Model Construction and Comparison
Four model families were benchmarked on the engineered feature set:
Tree‑based algorithms (e.g., Random Forest, Gradient Boosting).
Multi‑Layer Perceptron (MLP).
Gated Recurrent Unit (GRU) networks.
Transformer‑based sequence models.
The GRU architecture was selected because its gating mechanisms (reset and update gates) effectively capture long‑term dependencies while mitigating the vanishing‑gradient problem of standard RNNs. The final GRU configuration was:
Input dimension: number of selected features (≈ 0.2 × original feature count).
Hidden units: 128.
Layers: 2 stacked GRU layers.
Dropout: 0.2 between layers.
Optimizer: Adam (learning rate = 0.001).
Loss function: Mean Squared Error (MSE).
Training epochs: 100 with early stopping (patience = 10).
Batch size: 64.
Results
On a held‑out test set, the GRU model achieved the following prediction accuracies (coefficient of determination, R²) for three key refinery streams:
Fuel gas: 84.2 % (R² = 0.842).
Medium‑pressure steam: 82.7 % (R² = 0.827).
Low‑pressure steam: 81.6 % (R² = 0.816).
Additional error metrics (MAE, RMSE) confirmed consistent performance across all targets, demonstrating the model’s robustness for real‑time energy forecasting.
Conclusions and Contributions
Introduced a pulse‑event encoding technique that transforms discrete, instrument‑limited measurements into continuous, information‑rich time series.
Combined DTW‑based similarity assessment with PCA to sparsify high‑dimensional sensor data and isolate the most influential factors (top 20 %).
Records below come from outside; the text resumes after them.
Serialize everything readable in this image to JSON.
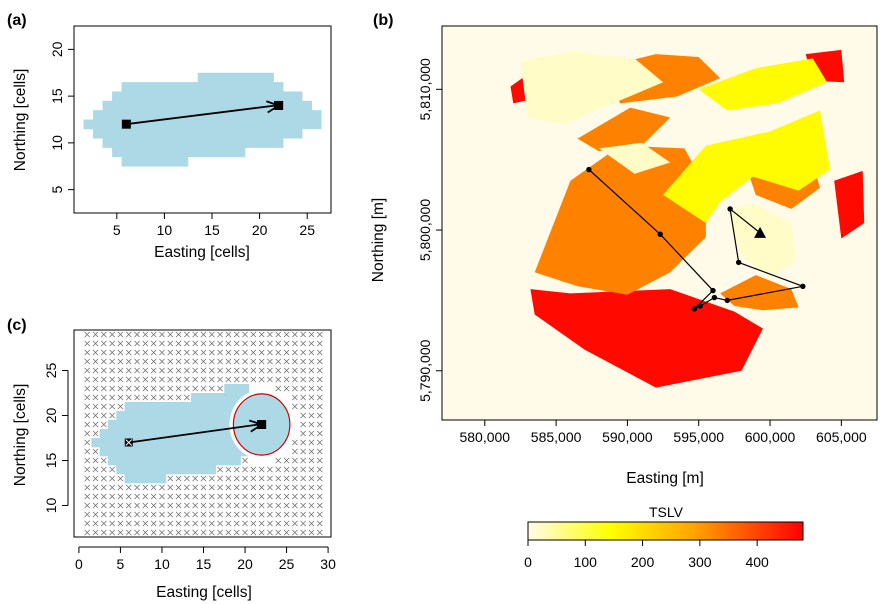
{
  "colors": {
    "footprint": "#add8e6",
    "map_background": "#fffbe8",
    "path_line": "#000000",
    "circle": "#cc0000"
  },
  "chart_data": [
    {
      "panel": "(a)",
      "type": "map",
      "xlabel": "Easting [cells]",
      "ylabel": "Northing [cells]",
      "xlim": [
        0.5,
        27.5
      ],
      "ylim": [
        2.5,
        22.5
      ],
      "x_ticks": [
        5,
        10,
        15,
        20,
        25
      ],
      "y_ticks": [
        5,
        10,
        15,
        20
      ],
      "x_tick_labels": [
        "5",
        "10",
        "15",
        "20",
        "25"
      ],
      "y_tick_labels": [
        "5",
        "10",
        "15",
        "20"
      ],
      "footprint_rows": [
        {
          "y": 8,
          "x0": 6,
          "x1": 12
        },
        {
          "y": 9,
          "x0": 5,
          "x1": 18
        },
        {
          "y": 10,
          "x0": 4,
          "x1": 22
        },
        {
          "y": 11,
          "x0": 3,
          "x1": 24
        },
        {
          "y": 12,
          "x0": 2,
          "x1": 26
        },
        {
          "y": 13,
          "x0": 3,
          "x1": 26
        },
        {
          "y": 14,
          "x0": 4,
          "x1": 25
        },
        {
          "y": 15,
          "x0": 5,
          "x1": 24
        },
        {
          "y": 16,
          "x0": 6,
          "x1": 22
        },
        {
          "y": 17,
          "x0": 14,
          "x1": 21
        }
      ],
      "start": {
        "x": 6,
        "y": 12
      },
      "end": {
        "x": 22,
        "y": 14
      },
      "grid": false
    },
    {
      "panel": "(b)",
      "type": "heatmap",
      "xlabel": "Easting [m]",
      "ylabel": "Northing [m]",
      "xlim": [
        577000,
        607500
      ],
      "ylim": [
        5786500,
        5814500
      ],
      "x_ticks": [
        580000,
        585000,
        590000,
        595000,
        600000,
        605000
      ],
      "x_tick_labels": [
        "580,000",
        "585,000",
        "590,000",
        "595,000",
        "600,000",
        "605,000"
      ],
      "y_ticks": [
        5790000,
        5800000,
        5810000
      ],
      "y_tick_labels": [
        "5,790,000",
        "5,800,000",
        "5,810,000"
      ],
      "legend_title": "TSLV",
      "legend_range": [
        0,
        480
      ],
      "legend_ticks": [
        0,
        100,
        200,
        300,
        400
      ],
      "legend_tick_labels": [
        "0",
        "100",
        "200",
        "300",
        "400"
      ],
      "legend_placement": "bottom",
      "color_scale": [
        "#fffbe8",
        "#ffff00",
        "#ffa500",
        "#ff0000"
      ],
      "path": [
        {
          "x": 587300,
          "y": 5804300
        },
        {
          "x": 592300,
          "y": 5799700
        },
        {
          "x": 596000,
          "y": 5795700
        },
        {
          "x": 594700,
          "y": 5794400
        },
        {
          "x": 595100,
          "y": 5794600
        },
        {
          "x": 596100,
          "y": 5795200
        },
        {
          "x": 597000,
          "y": 5795000
        },
        {
          "x": 602300,
          "y": 5796000
        },
        {
          "x": 597800,
          "y": 5797700
        },
        {
          "x": 597200,
          "y": 5801500
        },
        {
          "x": 599300,
          "y": 5799800
        }
      ],
      "regions": [
        {
          "value": 470,
          "pts": [
            [
              583500,
              5794000
            ],
            [
              587000,
              5791500
            ],
            [
              592000,
              5788800
            ],
            [
              598000,
              5790000
            ],
            [
              599500,
              5793000
            ],
            [
              597500,
              5794200
            ],
            [
              593000,
              5795800
            ],
            [
              586000,
              5795500
            ],
            [
              583200,
              5795800
            ]
          ]
        },
        {
          "value": 470,
          "pts": [
            [
              582000,
              5809000
            ],
            [
              585500,
              5809800
            ],
            [
              586500,
              5811000
            ],
            [
              583200,
              5811200
            ],
            [
              581800,
              5810200
            ]
          ]
        },
        {
          "value": 470,
          "pts": [
            [
              602500,
              5812500
            ],
            [
              605000,
              5812800
            ],
            [
              605200,
              5810500
            ],
            [
              603000,
              5810600
            ]
          ]
        },
        {
          "value": 470,
          "pts": [
            [
              604500,
              5803500
            ],
            [
              606500,
              5804200
            ],
            [
              606600,
              5800500
            ],
            [
              605000,
              5799400
            ]
          ]
        },
        {
          "value": 470,
          "pts": [
            [
              588800,
              5792000
            ],
            [
              590800,
              5792300
            ],
            [
              590800,
              5790500
            ],
            [
              588800,
              5790800
            ]
          ]
        },
        {
          "value": 330,
          "pts": [
            [
              583500,
              5797000
            ],
            [
              586000,
              5803500
            ],
            [
              589500,
              5806000
            ],
            [
              594000,
              5805800
            ],
            [
              595500,
              5803000
            ],
            [
              595500,
              5799500
            ],
            [
              593000,
              5797000
            ],
            [
              590000,
              5795400
            ],
            [
              586500,
              5796000
            ]
          ]
        },
        {
          "value": 330,
          "pts": [
            [
              588000,
              5811500
            ],
            [
              592000,
              5812500
            ],
            [
              595000,
              5812300
            ],
            [
              596500,
              5810800
            ],
            [
              593500,
              5809500
            ],
            [
              589500,
              5809000
            ]
          ]
        },
        {
          "value": 330,
          "pts": [
            [
              586500,
              5806500
            ],
            [
              590200,
              5808700
            ],
            [
              593000,
              5808000
            ],
            [
              591000,
              5806000
            ],
            [
              588000,
              5805600
            ]
          ]
        },
        {
          "value": 330,
          "pts": [
            [
              598000,
              5805500
            ],
            [
              600000,
              5806800
            ],
            [
              602500,
              5806500
            ],
            [
              603500,
              5803000
            ],
            [
              601500,
              5801500
            ],
            [
              599000,
              5802500
            ]
          ]
        },
        {
          "value": 330,
          "pts": [
            [
              596500,
              5795500
            ],
            [
              599000,
              5796800
            ],
            [
              601500,
              5795800
            ],
            [
              602000,
              5794500
            ],
            [
              599500,
              5794300
            ],
            [
              597500,
              5794600
            ]
          ]
        },
        {
          "value": 150,
          "pts": [
            [
              592500,
              5802500
            ],
            [
              595500,
              5806000
            ],
            [
              600000,
              5807000
            ],
            [
              603500,
              5808500
            ],
            [
              604200,
              5804300
            ],
            [
              602000,
              5802800
            ],
            [
              598800,
              5803800
            ],
            [
              596500,
              5802000
            ],
            [
              595500,
              5800500
            ]
          ]
        },
        {
          "value": 150,
          "pts": [
            [
              595000,
              5810000
            ],
            [
              599000,
              5811500
            ],
            [
              603000,
              5812200
            ],
            [
              604000,
              5810500
            ],
            [
              600500,
              5809000
            ],
            [
              597000,
              5808500
            ]
          ]
        },
        {
          "value": 20,
          "pts": [
            [
              582500,
              5812000
            ],
            [
              586000,
              5812700
            ],
            [
              590500,
              5812200
            ],
            [
              592500,
              5810500
            ],
            [
              589000,
              5809000
            ],
            [
              585500,
              5807500
            ],
            [
              583000,
              5808000
            ]
          ]
        },
        {
          "value": 20,
          "pts": [
            [
              588000,
              5805800
            ],
            [
              591000,
              5806200
            ],
            [
              593000,
              5804800
            ],
            [
              590500,
              5804000
            ]
          ]
        },
        {
          "value": 20,
          "pts": [
            [
              597200,
              5801500
            ],
            [
              598800,
              5801900
            ],
            [
              601500,
              5800500
            ],
            [
              601800,
              5797800
            ],
            [
              600000,
              5796600
            ],
            [
              598000,
              5798200
            ],
            [
              597400,
              5800000
            ]
          ]
        }
      ],
      "grid": false
    },
    {
      "panel": "(c)",
      "type": "map",
      "xlabel": "Easting [cells]",
      "ylabel": "Northing [cells]",
      "xlim": [
        0,
        30
      ],
      "ylim": [
        6.5,
        29.5
      ],
      "x_ticks": [
        0,
        5,
        10,
        15,
        20,
        25,
        30
      ],
      "x_tick_labels": [
        "0",
        "5",
        "10",
        "15",
        "20",
        "25",
        "30"
      ],
      "y_ticks": [
        10,
        15,
        20,
        25
      ],
      "y_tick_labels": [
        "10",
        "15",
        "20",
        "25"
      ],
      "grid_cells": {
        "x_from": 1,
        "x_to": 29,
        "y_from": 7,
        "y_to": 29
      },
      "footprint_rows": [
        {
          "y": 13,
          "x0": 6,
          "x1": 10
        },
        {
          "y": 14,
          "x0": 5,
          "x1": 16
        },
        {
          "y": 15,
          "x0": 4,
          "x1": 19
        },
        {
          "y": 16,
          "x0": 3,
          "x1": 21
        },
        {
          "y": 17,
          "x0": 2,
          "x1": 23
        },
        {
          "y": 18,
          "x0": 3,
          "x1": 24
        },
        {
          "y": 19,
          "x0": 4,
          "x1": 25
        },
        {
          "y": 20,
          "x0": 5,
          "x1": 25
        },
        {
          "y": 21,
          "x0": 6,
          "x1": 23
        },
        {
          "y": 22,
          "x0": 14,
          "x1": 21
        },
        {
          "y": 23,
          "x0": 18,
          "x1": 20
        }
      ],
      "circle": {
        "x": 22,
        "y": 19,
        "r": 3.4
      },
      "start": {
        "x": 6,
        "y": 17
      },
      "end": {
        "x": 22,
        "y": 19
      },
      "grid": false
    }
  ]
}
Developed a GRU‑based predictive framework that outperforms traditional tree models, MLPs, and Transformer variants in capturing long‑range temporal dependencies of refinery energy consumption.
Validated the approach on real industrial data, achieving > 80 % prediction accuracy for multiple energy streams, thereby providing a practical tool for refinery energy management and carbon‑emission reduction.